Anniversary status updates feel like a lot of pressure

Is this just me? Am I the only one who happily celebrates their anniversary in private (Why not? It’s a milestone! Nurturing and appreciating the love you have is important!) but then feels a little tug, like a puppy at the hem of my metaphorical nightgown, and when I look down, its big eyes are saying, Do a Facebook post about how he is your best friend. And you know what, sometimes I do. But I think maybe everyone finds this a bit uncomfortable. Right? Please? The reason cards are folded in two is because the sentiment inside a card is private. Instagrammed anniversary updates are putting the inside of the card on the outside — and then giving one to every person you’ve ever known. Why.

Bridal “weight-loss journeys” are now public

Do not search Instagram for the hashtag #sweatingforthewedding. Or #bridebod or #shesaidsweat. It is all too grim, an army of women fighting against time and nature to be slightly smaller than usual, “for the pictures.” This has always been a thing, but now a “community” has formed around it, a 24/7 source of confirmation that yes, dropping 15 pounds in six months is the right thing to do. Until there is an equally large and supportive contingent of wedding social media supporting my new and radical #breadingforthewedding initiative, I would very much like bridal fitspo to retire bitch.

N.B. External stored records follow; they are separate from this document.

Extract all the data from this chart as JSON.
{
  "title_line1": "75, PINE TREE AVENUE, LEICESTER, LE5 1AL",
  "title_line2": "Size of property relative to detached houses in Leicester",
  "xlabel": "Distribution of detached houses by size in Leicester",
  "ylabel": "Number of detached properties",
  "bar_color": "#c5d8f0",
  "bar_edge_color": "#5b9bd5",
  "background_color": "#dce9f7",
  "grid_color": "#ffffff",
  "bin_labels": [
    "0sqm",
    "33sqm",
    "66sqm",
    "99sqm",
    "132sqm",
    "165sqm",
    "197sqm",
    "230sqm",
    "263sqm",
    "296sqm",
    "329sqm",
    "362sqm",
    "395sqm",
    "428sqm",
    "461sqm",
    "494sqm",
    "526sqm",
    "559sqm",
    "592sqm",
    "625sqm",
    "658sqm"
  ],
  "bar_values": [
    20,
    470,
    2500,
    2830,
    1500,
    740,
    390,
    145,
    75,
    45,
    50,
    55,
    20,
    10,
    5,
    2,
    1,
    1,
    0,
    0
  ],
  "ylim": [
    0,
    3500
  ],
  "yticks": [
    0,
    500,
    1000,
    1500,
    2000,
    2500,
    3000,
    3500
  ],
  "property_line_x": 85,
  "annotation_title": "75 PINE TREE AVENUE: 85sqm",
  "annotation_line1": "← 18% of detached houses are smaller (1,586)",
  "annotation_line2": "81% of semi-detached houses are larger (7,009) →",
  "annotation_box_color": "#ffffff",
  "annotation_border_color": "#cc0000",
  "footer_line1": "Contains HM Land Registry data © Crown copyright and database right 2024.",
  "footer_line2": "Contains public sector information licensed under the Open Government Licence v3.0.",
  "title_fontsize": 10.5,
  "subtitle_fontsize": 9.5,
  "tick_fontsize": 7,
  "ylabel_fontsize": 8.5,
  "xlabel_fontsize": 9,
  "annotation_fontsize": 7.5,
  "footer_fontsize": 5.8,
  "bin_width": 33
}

Everyone’s weddings look almost exactly the same

The clearest sign that social media has turned our weddings (and marriages?) into performances for strangers and acquaintances is that everyone sets the stage almost exactly the same way. My prowling of hashtags has slowed this month because the aesthetics of everyone’s nuptials, from the deconstructed flower crowns to the Polaroids of guests in sunglasses to the reclaimed wood, have merged at such a level that they look exactly the same. And maybe this is a good thing. Maybe people will lose interest in achieving whatever the agreed-upon wedding vibe is for that year and start making endearing aesthetic missteps or letting their mothers-in-law dress themselves or asking their bridesmaids to wear bras again. Maybe we have finally reached Peak Creep. A rose centerpiece is a rose centerpiece is a rose centerpiece, you know?